Wednesday, September 25, 2013

Book Review: Creating Minds by Dr. Howard Gardner


Creating Minds an Anatomy of Creativity Seen through the Lives of Freud, Picasso, Stravinsky, Eliot, Graham and Gandhi by Dr. Howard Gardner delves into the personal lives of some of the world’s greatest geniuses and their chaotic development into full productivity.  Dr. Howard Gardner is a developmental psychologist and Professor of Cognition and Education at Harvard. He is best known for his ground breaking work on the Theory of Multiple Intelligences. 

Gardner’s Theory of Multiple Intelligences indicates that people have different processes for learning and developing. Schools often rely on only a few methods leaving many geniuses out of the academic arena. These arenas of learning are in the linguistic, logic-mathematical, musical, spatial, bodily/kinesthetic, interpersonal, intrapersonal, and naturalistic.  At present he is also considering an additional intelligence called existential intelligence which is the “consideration of big questions”. 

Within the book he looks deeply into the lives of seven creative geniuses in order to come to some conclusions. His review includes Picasso’s visual-spatial intelligence and the transcended interpretive frames of reference that he uses to change human perception of issues. He argues that each person has taken a Faustian bargain whereby they have put some aspects of their lives on hold as they went upon their personal missions that have led to profound breakthroughs. 

Each person has a set of tensions and asynchronous in development that when are not overwhelming lead the creative mind and new perceptions of life. Creators come from financially sound, but not necessarily wealthy families, and have a touch of estrangement from biological members. They hold certain values as important and work within fields a decade or more before making a major breakthrough. As they age their creative works become less even though their followership rises. 

The creative genius has certain intellectual strengths as they relate to the eight intelligence possibilities. Many of these geniuses were late bloomers who started their callings in their late twenties and thirties. Only a few were known as prodigies and this is based upon the support of their family and early recognition of skills. They are self-confident individuals who often self-promote and can have difficulties with others who are not considered as intelligent. 

Many geniuses came from homes where strictness and excellence were required. Yet when they gained enough skills the genius rebelled against their family and loosened the noose of control. They worked in areas of fields others have either discarded or completely didn’t understand.
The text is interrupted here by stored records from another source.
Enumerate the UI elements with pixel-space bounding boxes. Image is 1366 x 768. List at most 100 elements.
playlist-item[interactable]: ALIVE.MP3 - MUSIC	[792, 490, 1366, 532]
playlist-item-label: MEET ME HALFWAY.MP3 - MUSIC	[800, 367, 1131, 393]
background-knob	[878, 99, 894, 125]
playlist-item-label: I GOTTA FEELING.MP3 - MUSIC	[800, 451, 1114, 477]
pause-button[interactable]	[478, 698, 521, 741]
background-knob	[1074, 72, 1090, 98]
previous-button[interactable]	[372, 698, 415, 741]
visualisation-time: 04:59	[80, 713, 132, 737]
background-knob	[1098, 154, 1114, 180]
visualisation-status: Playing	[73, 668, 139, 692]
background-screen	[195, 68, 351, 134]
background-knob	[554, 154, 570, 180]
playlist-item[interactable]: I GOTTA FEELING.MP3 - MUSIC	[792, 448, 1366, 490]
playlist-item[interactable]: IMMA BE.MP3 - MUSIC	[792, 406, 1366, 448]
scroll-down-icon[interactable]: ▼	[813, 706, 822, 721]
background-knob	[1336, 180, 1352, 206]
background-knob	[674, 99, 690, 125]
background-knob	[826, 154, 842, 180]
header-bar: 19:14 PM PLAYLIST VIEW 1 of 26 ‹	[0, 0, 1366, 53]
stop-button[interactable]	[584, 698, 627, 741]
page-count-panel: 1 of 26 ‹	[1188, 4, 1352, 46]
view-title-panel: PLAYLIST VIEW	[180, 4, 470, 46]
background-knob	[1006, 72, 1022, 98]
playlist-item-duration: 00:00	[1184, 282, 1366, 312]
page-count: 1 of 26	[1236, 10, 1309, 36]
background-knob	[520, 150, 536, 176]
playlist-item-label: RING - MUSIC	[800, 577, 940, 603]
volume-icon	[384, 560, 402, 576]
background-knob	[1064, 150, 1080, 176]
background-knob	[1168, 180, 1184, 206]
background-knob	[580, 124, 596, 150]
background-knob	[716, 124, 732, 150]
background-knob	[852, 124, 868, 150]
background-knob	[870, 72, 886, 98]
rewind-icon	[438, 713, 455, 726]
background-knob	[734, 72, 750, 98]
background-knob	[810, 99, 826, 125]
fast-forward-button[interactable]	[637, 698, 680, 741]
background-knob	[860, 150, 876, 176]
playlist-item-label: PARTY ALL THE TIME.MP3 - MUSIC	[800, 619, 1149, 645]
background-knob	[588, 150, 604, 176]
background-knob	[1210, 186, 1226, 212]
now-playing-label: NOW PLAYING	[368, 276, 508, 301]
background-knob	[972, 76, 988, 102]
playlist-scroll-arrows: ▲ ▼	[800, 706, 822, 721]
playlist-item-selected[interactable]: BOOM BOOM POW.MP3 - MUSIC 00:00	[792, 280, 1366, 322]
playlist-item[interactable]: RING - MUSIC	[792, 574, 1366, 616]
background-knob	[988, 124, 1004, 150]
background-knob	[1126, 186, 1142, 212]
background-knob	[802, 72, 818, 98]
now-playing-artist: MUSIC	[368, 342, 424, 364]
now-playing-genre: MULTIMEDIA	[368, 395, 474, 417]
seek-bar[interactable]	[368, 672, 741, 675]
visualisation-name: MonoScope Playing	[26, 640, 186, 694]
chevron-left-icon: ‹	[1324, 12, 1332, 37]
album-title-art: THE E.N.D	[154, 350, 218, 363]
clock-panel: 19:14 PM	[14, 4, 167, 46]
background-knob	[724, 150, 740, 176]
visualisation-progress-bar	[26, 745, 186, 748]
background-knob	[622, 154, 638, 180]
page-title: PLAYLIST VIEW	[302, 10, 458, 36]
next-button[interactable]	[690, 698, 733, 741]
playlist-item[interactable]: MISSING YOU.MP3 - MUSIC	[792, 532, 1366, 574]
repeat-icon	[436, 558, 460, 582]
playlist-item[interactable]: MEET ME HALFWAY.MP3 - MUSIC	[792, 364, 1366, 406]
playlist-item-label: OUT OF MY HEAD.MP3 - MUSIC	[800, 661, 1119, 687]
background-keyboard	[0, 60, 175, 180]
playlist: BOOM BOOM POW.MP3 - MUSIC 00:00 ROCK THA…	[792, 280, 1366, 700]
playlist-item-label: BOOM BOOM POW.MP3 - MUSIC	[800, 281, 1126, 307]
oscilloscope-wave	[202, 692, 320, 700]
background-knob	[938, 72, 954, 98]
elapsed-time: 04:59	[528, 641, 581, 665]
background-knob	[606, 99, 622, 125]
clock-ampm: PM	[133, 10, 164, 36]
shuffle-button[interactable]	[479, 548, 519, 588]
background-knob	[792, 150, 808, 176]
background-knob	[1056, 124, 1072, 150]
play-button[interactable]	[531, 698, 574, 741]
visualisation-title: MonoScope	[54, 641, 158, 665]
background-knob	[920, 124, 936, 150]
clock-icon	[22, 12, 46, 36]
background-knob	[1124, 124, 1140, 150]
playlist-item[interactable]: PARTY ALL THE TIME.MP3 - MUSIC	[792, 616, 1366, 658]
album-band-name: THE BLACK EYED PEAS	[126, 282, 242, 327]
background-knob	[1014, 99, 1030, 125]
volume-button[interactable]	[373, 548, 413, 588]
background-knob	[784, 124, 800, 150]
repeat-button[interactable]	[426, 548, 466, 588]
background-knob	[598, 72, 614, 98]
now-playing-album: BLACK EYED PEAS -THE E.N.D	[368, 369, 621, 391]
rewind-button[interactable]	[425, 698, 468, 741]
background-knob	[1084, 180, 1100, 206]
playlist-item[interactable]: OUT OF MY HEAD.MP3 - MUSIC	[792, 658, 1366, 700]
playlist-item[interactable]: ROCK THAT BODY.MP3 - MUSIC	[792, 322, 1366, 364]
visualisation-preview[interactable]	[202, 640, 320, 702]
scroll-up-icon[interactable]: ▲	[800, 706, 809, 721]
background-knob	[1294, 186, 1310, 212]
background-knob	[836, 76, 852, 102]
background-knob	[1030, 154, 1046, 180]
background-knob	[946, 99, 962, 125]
They seek to create their own domain in their chosen fields.  They were productive each day and worked on their craft or other complementary crafts to master skills. They were involved in each of the five distinct activities:

  • 1.)    Solving a particular problem.
  • 2.)    Putting forth a general conceptual scheme.
  • 3.)    Creating a product.
  • 4.)    A stylized performance
  • 5.)    A performance for high stakes

Each genius works within a triangle of creativity. This triangle includes the domain, the field and the individual. The domain is the knowledge, the field is the audience, and the individual is the creative person. They balance and move through these fields in different ways in order to find their creative breakthrough. It is the field that must accept that breakthrough as important. 

If you are seeking a book that discussed the nature of genius and the overall development of major scientific and artistic breakthroughs this is likely to be the one for you. You will find that intelligence mixed with the environment creates in part the genius. The book doesn’t state this but each of these individuals seem to have developed in times of international conflict as related to the world wars and other societal rubs.  Perhaps this is a background factor whereby society feels pressure to change and adapt and the genius is more capable emotionally, psychologically, and biologically to head the call. Perhaps it is a call to greatness?

Gardner, H. (2011). Creating Minds an Anatomy of Creativity Seen through the Lives of Freud, Picasso, Stravinsky, Eliot, Graham and Gandhi. New York: Basic Books.